VRRP for router redundancy with keepalived

Saturday, 6 April 2024

This is a three-part article about a project to set up a home network with redundant network connections. Here are the parts:

  1. PPP over Ethernet: MTU, MSS and Packet Loss
  2. IPv6 setup for a router on Linux
  3. VRRP for router redundancy with keepalived

Part 3

The final step in my router configuration was to set up VRRP. keepalived can be used for VRRP. keepalived has many other functions, such as ensuring that online services stay available, and many of the examples in /usr/share/doc/keepalived/samples are not relevant. There was some trial and error needed for the setup.

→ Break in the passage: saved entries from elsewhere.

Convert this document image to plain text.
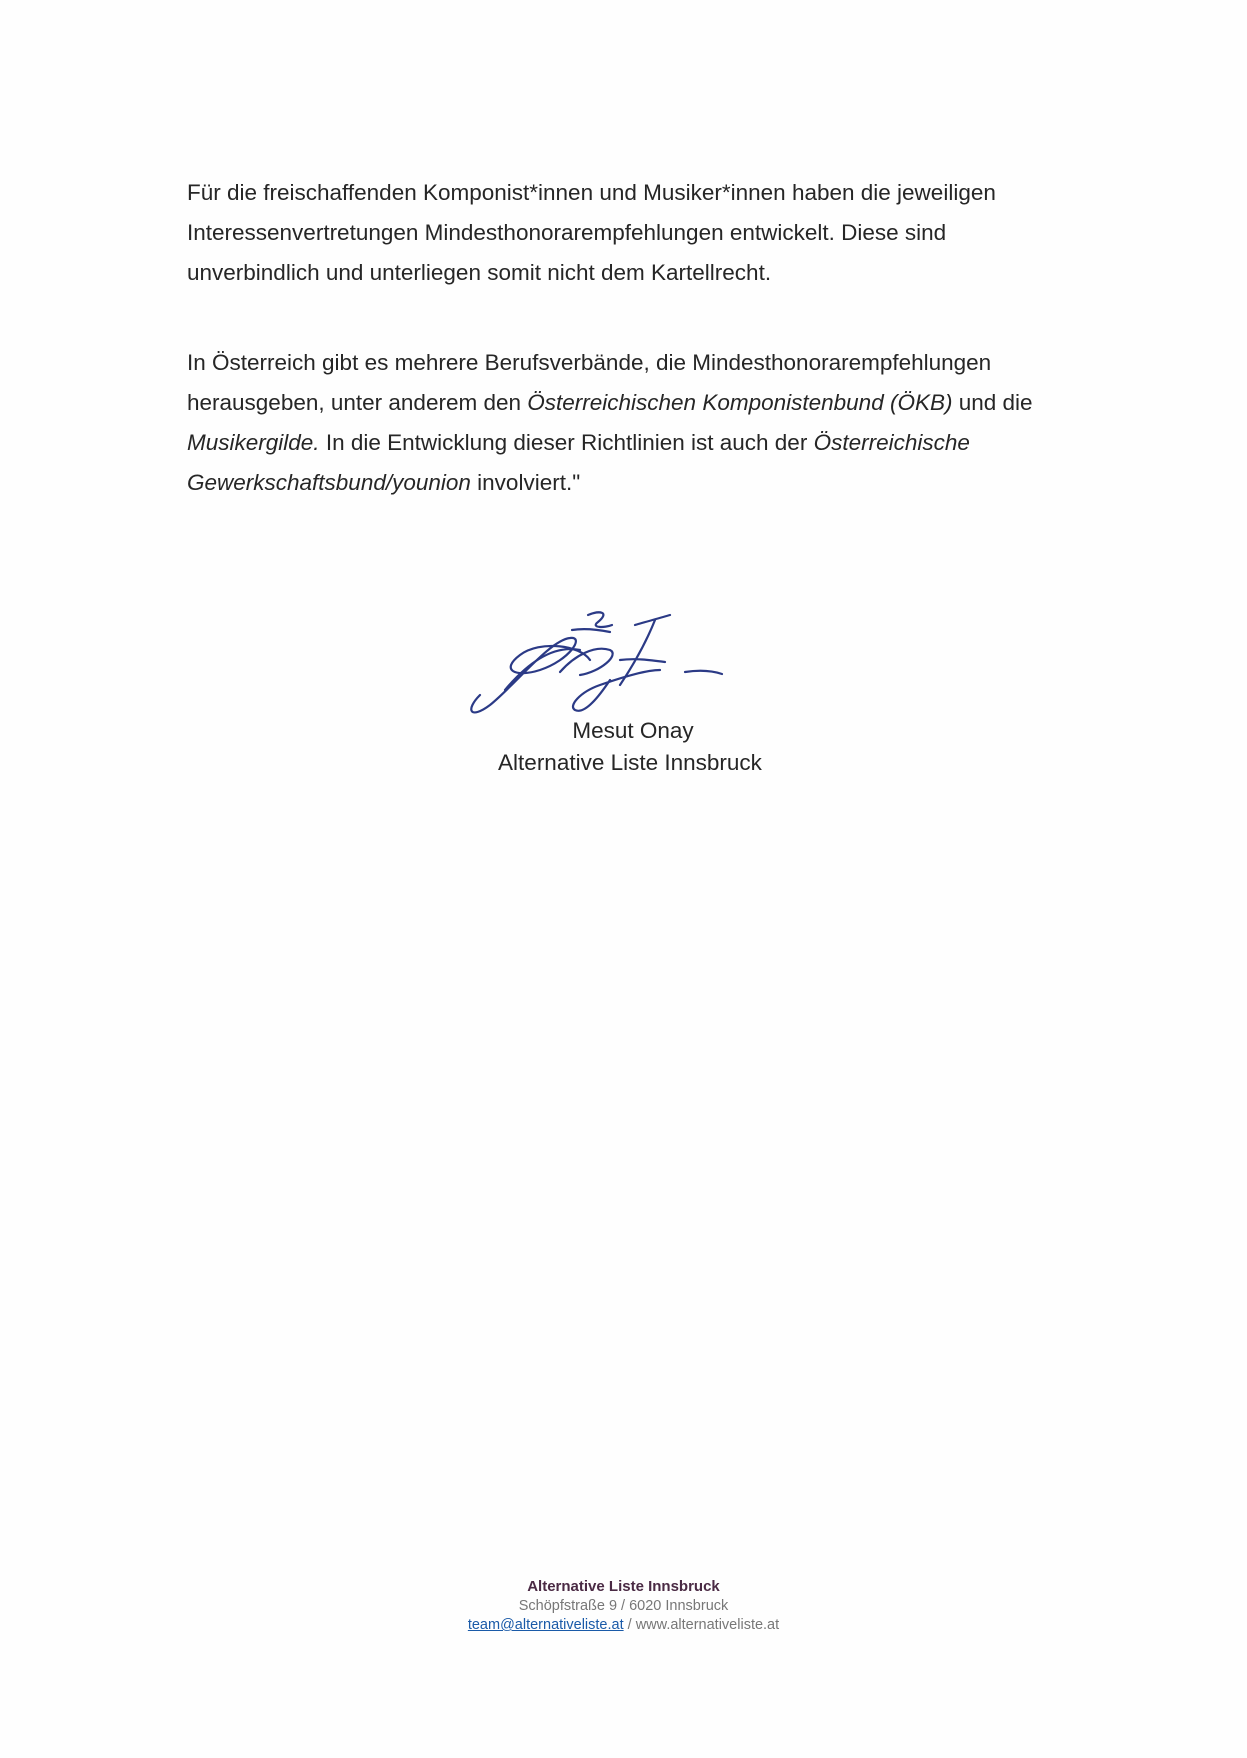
Für die freischaffenden Komponist*innen und Musiker*innen haben die jeweiligen
Interessenvertretungen Mindesthonorarempfehlungen entwickelt. Diese sind
unverbindlich und unterliegen somit nicht dem Kartellrecht.

In Österreich gibt es mehrere Berufsverbände, die Mindesthonorarempfehlungen
herausgeben, unter anderem den Österreichischen Komponistenbund (ÖKB) und die
Musikergilde. In die Entwicklung dieser Richtlinien ist auch der Österreichische
Gewerkschaftsbund/younion involviert."

Mesut Onay
Alternative Liste Innsbruck
Alternative Liste Innsbruck
Schöpfstraße 9 / 6020 Innsbruck
team@alternativeliste.at / www.alternativeliste.at
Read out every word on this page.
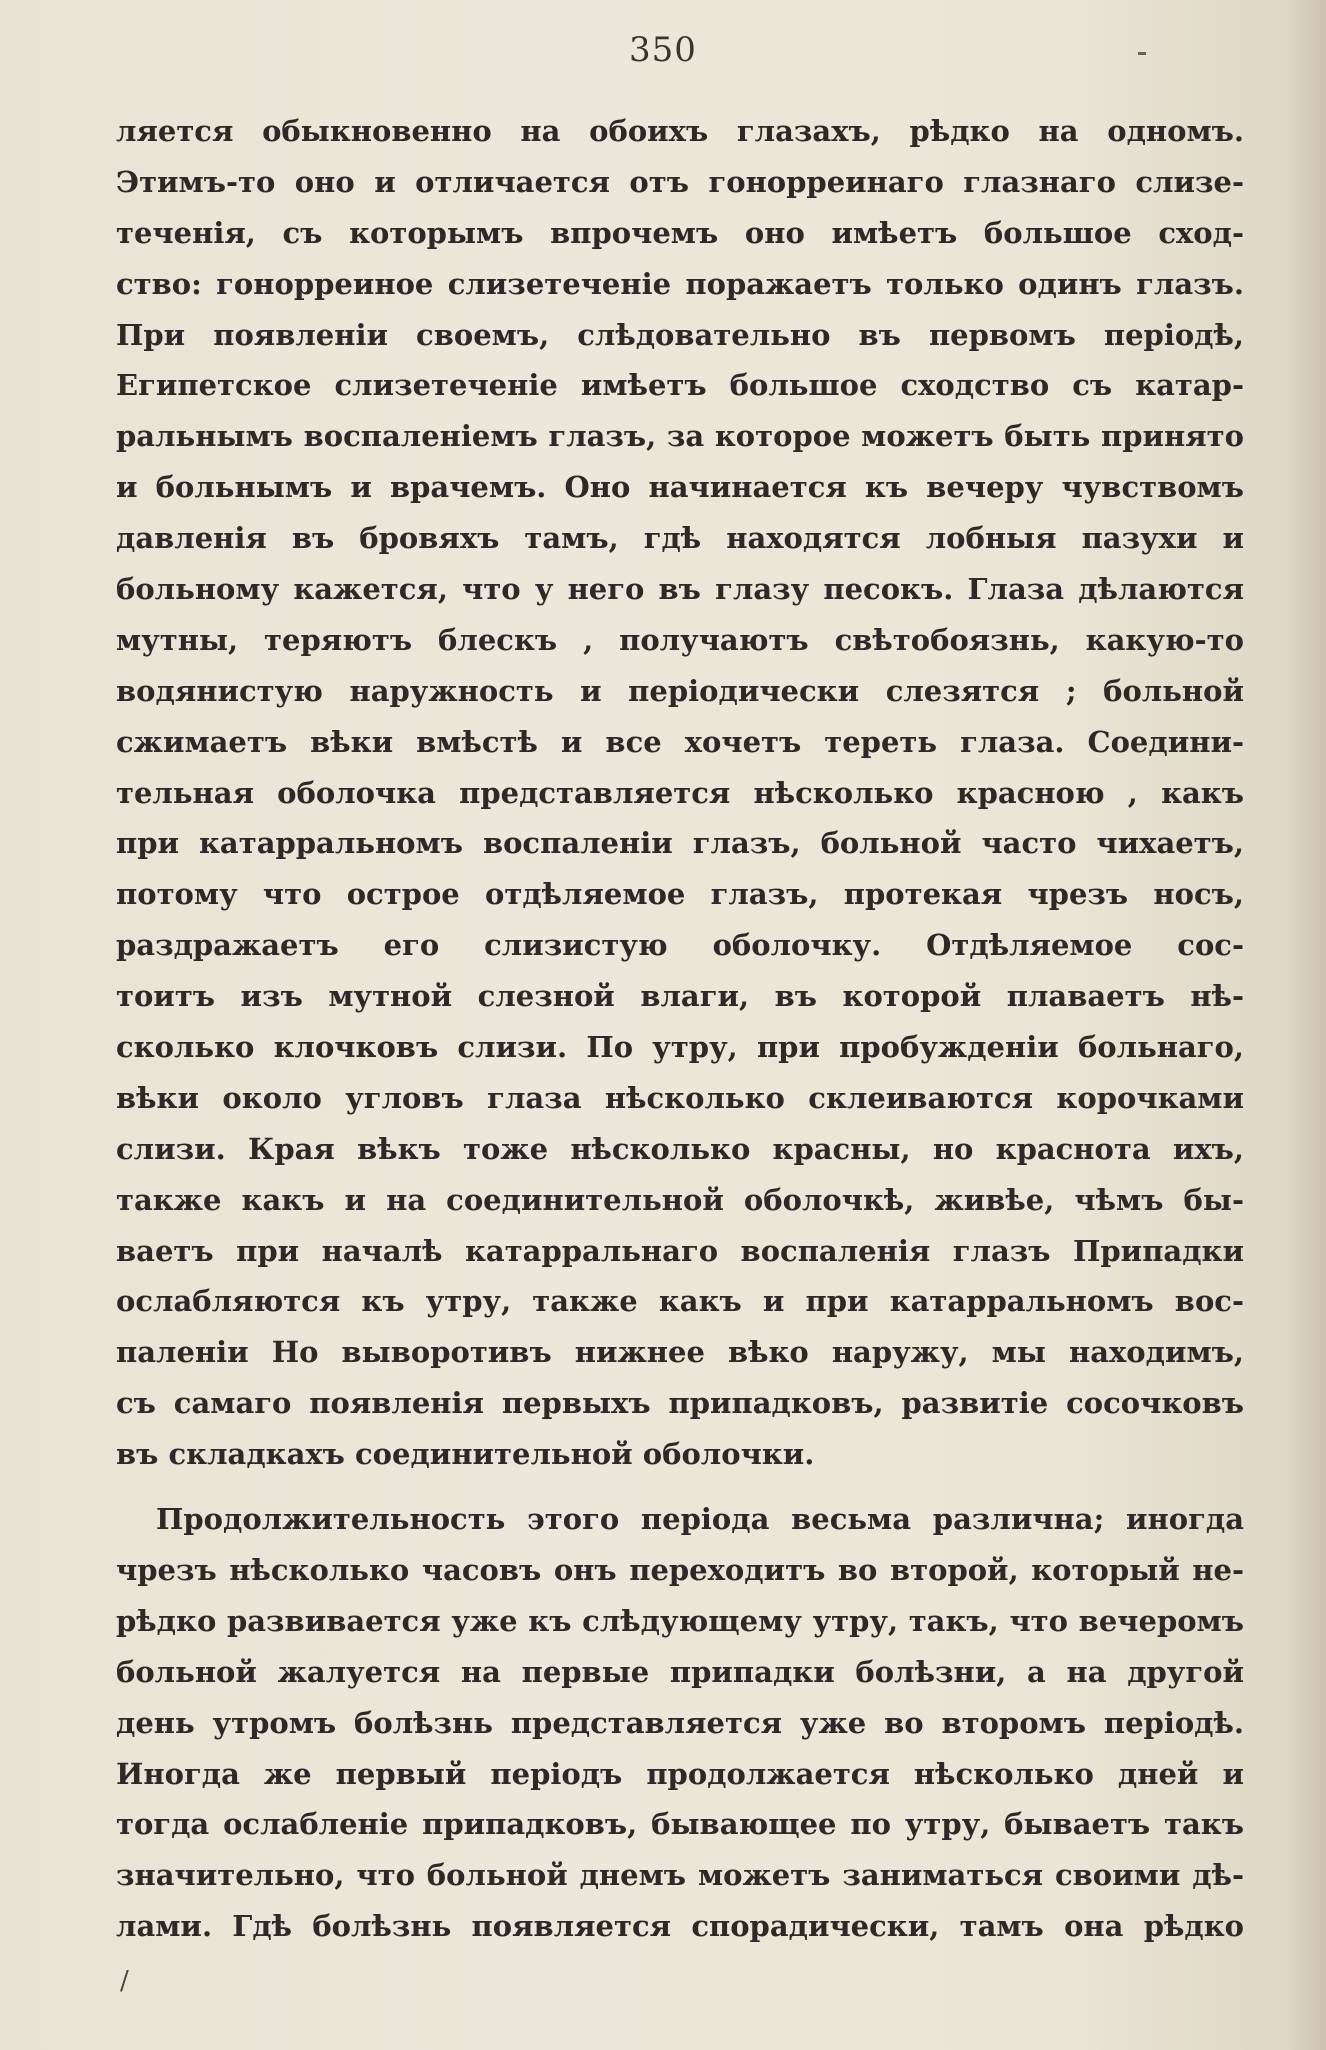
350
ляется обыкновенно на обоихъ глазахъ, рѣдко на одномъ.
Этимъ-то оно и отличается отъ гонорреинаго глазнаго слизе-
теченія, съ которымъ впрочемъ оно имѣетъ большое сход-
ство: гонорреиное слизетеченіе поражаетъ только одинъ глазъ.
При появленіи своемъ, слѣдовательно въ первомъ періодѣ,
Египетское слизетеченіе имѣетъ большое сходство съ катар-
ральнымъ воспаленіемъ глазъ, за которое можетъ быть принято
и больнымъ и врачемъ. Оно начинается къ вечеру чувствомъ
давленія въ бровяхъ тамъ, гдѣ находятся лобныя пазухи и
больному кажется, что у него въ глазу песокъ. Глаза дѣлаются
мутны, теряютъ блескъ , получаютъ свѣтобоязнь, какую-то
водянистую наружность и періодически слезятся ; больной
сжимаетъ вѣки вмѣстѣ и все хочетъ тереть глаза. Соедини-
тельная оболочка представляется нѣсколько красною , какъ
при катарральномъ воспаленіи глазъ, больной часто чихаетъ,
потому что острое отдѣляемое глазъ, протекая чрезъ носъ,
раздражаетъ его слизистую оболочку. Отдѣляемое сос-
тоитъ изъ мутной слезной влаги, въ которой плаваетъ нѣ-
сколько клочковъ слизи. По утру, при пробужденіи больнаго,
вѣки около угловъ глаза нѣсколько склеиваются корочками
слизи. Края вѣкъ тоже нѣсколько красны, но краснота ихъ,
также какъ и на соединительной оболочкѣ, живѣе, чѣмъ бы-
ваетъ при началѣ катарральнаго воспаленія глазъ Припадки
ослабляются къ утру, также какъ и при катарральномъ вос-
паленіи Но выворотивъ нижнее вѣко наружу, мы находимъ,
съ самаго появленія первыхъ припадковъ, развитіе сосочковъ
въ складкахъ соединительной оболочки.
Продолжительность этого періода весьма различна; иногда
чрезъ нѣсколько часовъ онъ переходитъ во второй, который не-
рѣдко развивается уже къ слѣдующему утру, такъ, что вечеромъ
больной жалуется на первые припадки болѣзни, а на другой
день утромъ болѣзнь представляется уже во второмъ періодѣ.
Иногда же первый періодъ продолжается нѣсколько дней и
тогда ослабленіе припадковъ, бывающее по утру, бываетъ такъ
значительно, что больной днемъ можетъ заниматься своими дѣ-
лами. Гдѣ болѣзнь появляется спорадически, тамъ она рѣдко
/
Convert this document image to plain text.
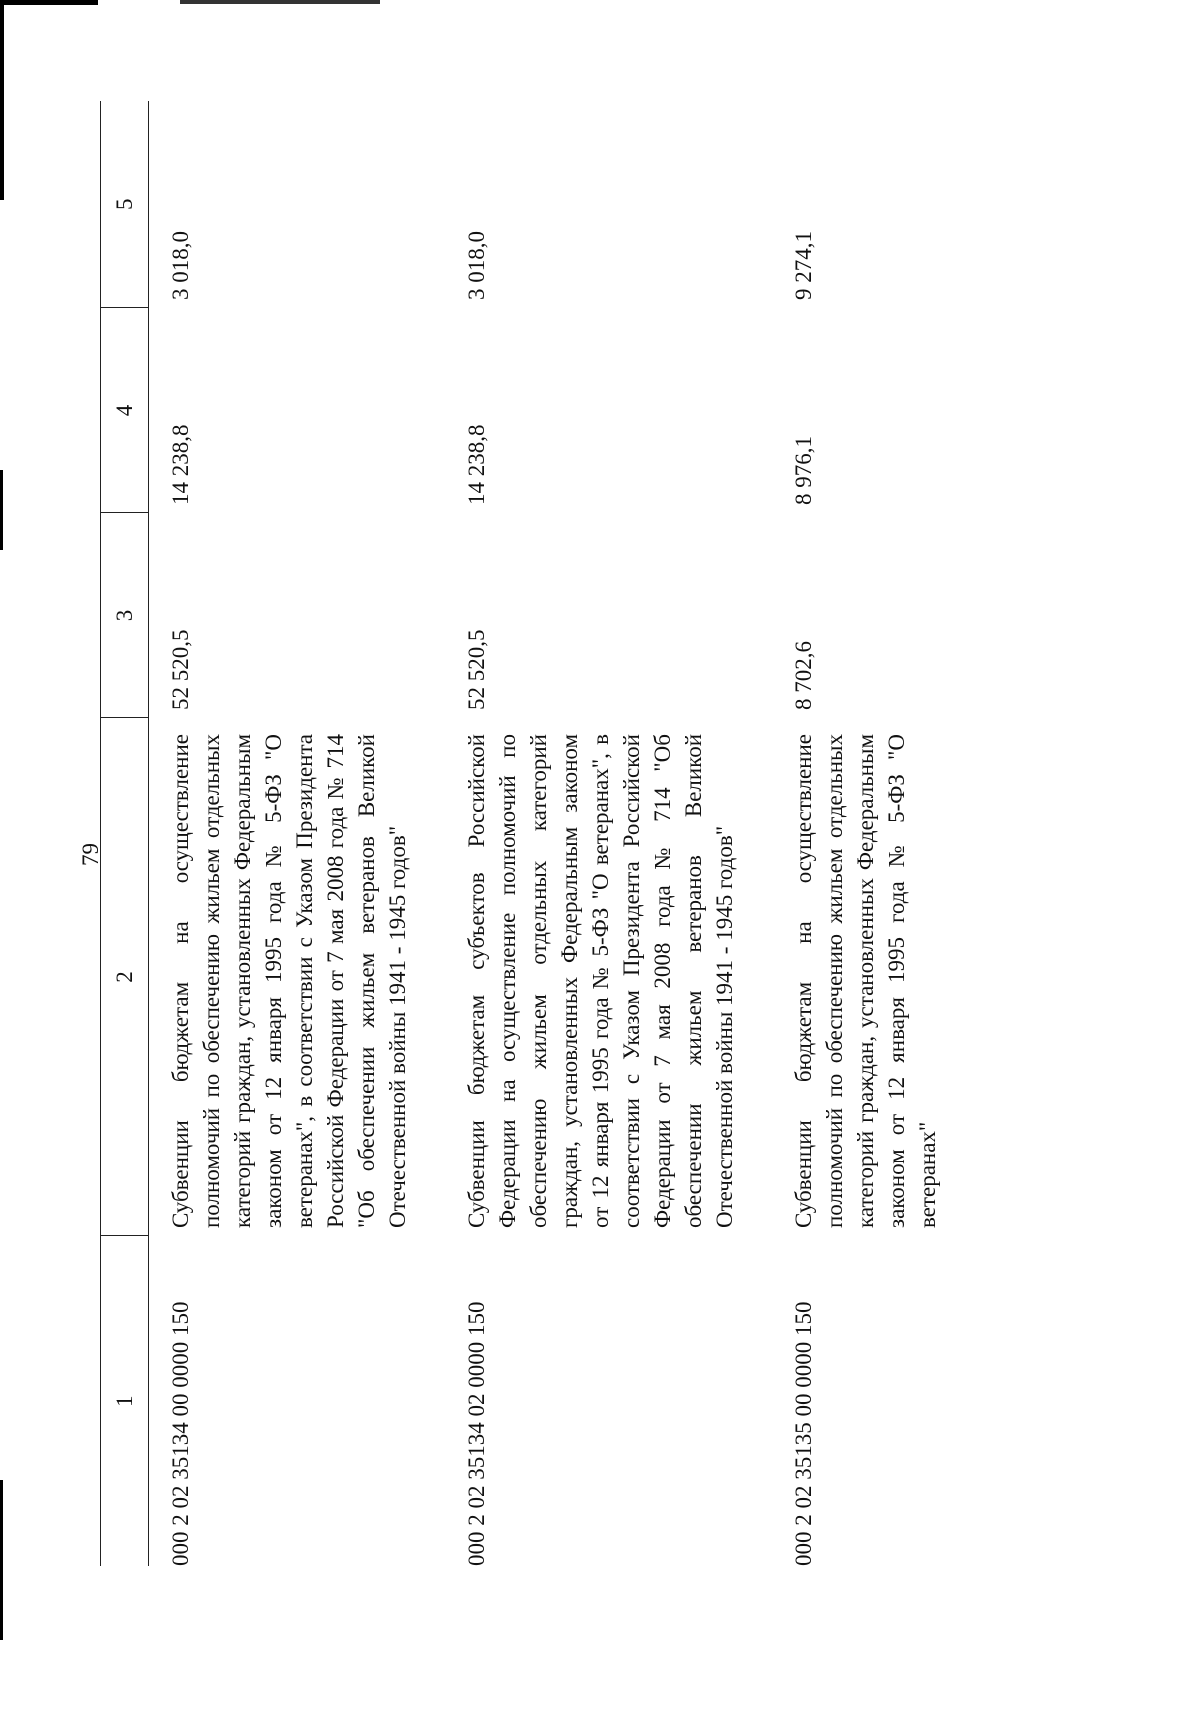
79
1	2	3	4	5
000 2 02 35134 00 0000 150	Субвенции бюджетам на осуществление полномочий по обеспечению жильем отдельных категорий граждан, установленных Федеральным законом от 12 января 1995 года № 5-ФЗ "О ветеранах", в соответствии с Указом Президента Российской Федерации от 7 мая 2008 года № 714 "Об обеспечении жильем ветеранов Великой Отечественной войны 1941 - 1945 годов"	52 520,5	14 238,8	3 018,0

000 2 02 35134 02 0000 150	Субвенции бюджетам субъектов Российской Федерации на осуществление полномочий по обеспечению жильем отдельных категорий граждан, установленных Федеральным законом от 12 января 1995 года № 5-ФЗ "О ветеранах", в соответствии с Указом Президента Российской Федерации от 7 мая 2008 года № 714 "Об обеспечении жильем ветеранов Великой Отечественной войны 1941 - 1945 годов"	52 520,5	14 238,8	3 018,0

000 2 02 35135 00 0000 150	Субвенции бюджетам на осуществление полномочий по обеспечению жильем отдельных категорий граждан, установленных Федеральным законом от 12 января 1995 года № 5-ФЗ "О ветеранах"	8 702,6	8 976,1	9 274,1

VRRP is great. Before I read about it, I'd expected I would need to manage redundancy at the routing level, for example, having a separate LAN (or VLAN) just for routers, and a script running to replace the default route in the event of an outage. If this was done, there would still be a single point of failure. VRRP is a better solution because it can respond to power failures and disconnections of the routers themselves as well as failures at the Internet connection level. In VRRP, the active router periodically multicasts packets to confirm that it is alive and working - if the other routers don't receive these packets, one of them is chosen to take over the active role. VRRP scales to support large numbers of physical routers which act together as a single virtual router. The virtual router has a single static IP address. The MAC address will change depending on which physical router is active.

To use VRRP with Linux, keepalived should be installed on every router. Only one configuration file is needed, /etc/keepalived/keepalived.conf, though sysctl.conf must also contain the line "net.ipv4.ip_nonlocal_bind=1" to allow the use of a virtual IP address.

A backup router can have a very simple configuration. Here's the one used by the "mobile" router at my house, which is a Raspberry Pi 2 with an old Android phone tethered by USB (an incredibly cost-effective way to get a reasonably fast connection).

    global_defs {
        enable_script_security
        nftables
    }

    vrrp_instance VI_1 {
        interface eth0
        state BACKUP
        virtual_router_id 51
        priority 50

        garp_master_delay 2
        garp_master_repeat 1
        advert_int 1
        virtual_ipaddress {
            192.168.1.1
        }
    }

The actual IP address of this router is not 192.168.1.1. No physical machine has that address, it's the virtual IP address shared by all routers.

The priority (50) is fixed. This router will become active if it has the highest priority of all routers that are online. This situation happens if the main router's power fails or if the main router's priority falls below 50 due to a connection problem.

The configuration for the main router is similar, but more complex because it includes connection tests:

    vrrp_script chk_ip_1 {
        script "/usr/bin/ping -s 8 -w 1 -c 1 -n 10.11.12.13"
        interval 2
        timeout 2
        weight -20
        fall 2
        rise 20
    }
    # There are also chk_ip_2, chk_ip_3, chk_ip_4...

    vrrp_instance VI_1 {
        interface eth0
        state MASTER
        virtual_router_id 51
        priority 100

        garp_master_delay 2
        garp_master_repeat 1
        advert_int 1
        virtual_ipaddress {
            192.168.1.1
        }
        track_script {
            chk_ip_1
            chk_ip_2
            chk_ip_3
            chk_ip_4
        }
    }

Note that the same virtual_ipaddress and virtual_router_id are configured here.

The priority of the main router is normally 100, but this is conditional on the connection tests. If one fails, the priority drops by 20. If three or more of these tests fail, the priority will drop below the priority of the backup router, and the backup router will automatically take over.

My mistake with VRRP was assuming that the connection test was automatic, perhaps based on whether the default route was working, but actually it must be configured explicitly, and so I determined a small set of IP addresses that could be pinged in order to check that everything is working.

The configuration does have a slightly awkward property in that connections drop twice - once when the main router goes offline, and again when it comes back. This is not noticeable with applications that automatically reconnect (web browsers work ok, video streaming is fine). But it is a hassle with online games and video calls drop. To try to mitigate against rapid switching, I set "rise 20", requiring at least 20 successful pings (40 seconds) before a test can be considered as passing.

I cannot think of any way to completely avoid TCP/IP connection loss when the fibre connection drops, aside from routing all traffic through a VPN connection, as I know that OpenVPN (for example) will hide changes in the route between the client and the VPN service. But I do not particularly want the additional cost and latency of a VPN, if I can avoid it, and in any case this would simply make the VPN service a single point of failure.

As far as I know, mobile connections in the UK never use IPv6. Both Android and iOS have IPv6 support and it works via WiFi, but the mobile networks themselves are stuck with IPv4 and carrier-grade NAT. Perhaps one day this will change, but for now, I have an excuse to avoid the possible complexity of setting up IPv6 for VRRP.